A Prolonged Mutual Investigation

In reading through the essays that appear in these pages, it struck me that this issue is the most “personal” in tone of all the fine discussions that have been featured thus far in this journal. There are stories here of first impressions about very real people, and reports about what happened when folks shared meals and spent some time visiting historic places together. Most important, there are testimonies here of trusting personal relationships that have been formed.

Sigmund Freud discussed the fact that people are often harsher toward those whose views are close, but not identical to their own than they are toward those whose perspectives can only be seen from a great distance. He called this “the narcissism of minor differences.”
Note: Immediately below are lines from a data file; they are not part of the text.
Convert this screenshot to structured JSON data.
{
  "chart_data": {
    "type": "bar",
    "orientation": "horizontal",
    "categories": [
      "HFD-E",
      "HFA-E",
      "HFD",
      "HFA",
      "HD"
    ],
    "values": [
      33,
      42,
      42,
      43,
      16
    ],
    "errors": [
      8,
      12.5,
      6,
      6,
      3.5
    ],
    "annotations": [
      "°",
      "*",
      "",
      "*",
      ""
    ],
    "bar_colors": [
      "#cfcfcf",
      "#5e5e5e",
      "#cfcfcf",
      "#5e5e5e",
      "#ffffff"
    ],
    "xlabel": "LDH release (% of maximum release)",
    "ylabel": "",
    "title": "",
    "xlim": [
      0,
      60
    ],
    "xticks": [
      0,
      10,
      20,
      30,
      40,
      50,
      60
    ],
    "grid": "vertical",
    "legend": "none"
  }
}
There is nothing “minor,” of course, about the beliefs that actually separate Mormonism and Evangelicalism. But for all of that, there is much similarity. The historian Jan Shipps has rightly observed that the relationship of LDS teaching to historic Christianity is much like that of Christianity to Judaism: a mixture of continuity and significant discontinuity.

Those continuities and discontinuities are not covered in these pages in any detail. Rather, the focus is on what is necessary as preparation for that kind of prolonged mutual investigation. And the primary ingredients in that regard are good will and trust.

There are many important historical factors that have made productive dialogue between Evangelicals and Mormons extremely difficult. We have refused genuinely to listen to each other, not asking the kinds of questions of each that are designed to make sure we have it right. We have often resorted to what is in fact a serious violation of the rules of healthy dialogue: we have on each side compared our best teachings with the other group’s worst—comparing our own carefully formulated reflective theological statements with the other side’s “folk” teachings.

These essays signal an important development in American—yes, even global—religion. Mormons and Evangelicals are talking together. And we have been doing so in conversations that have been lasting for days and spreading over more than a decade. All of us who have been involved in this ongoing dialogue are convinced that God is pleased with what we are doing together. I believe that the testimonies in these pages clearly support that conviction.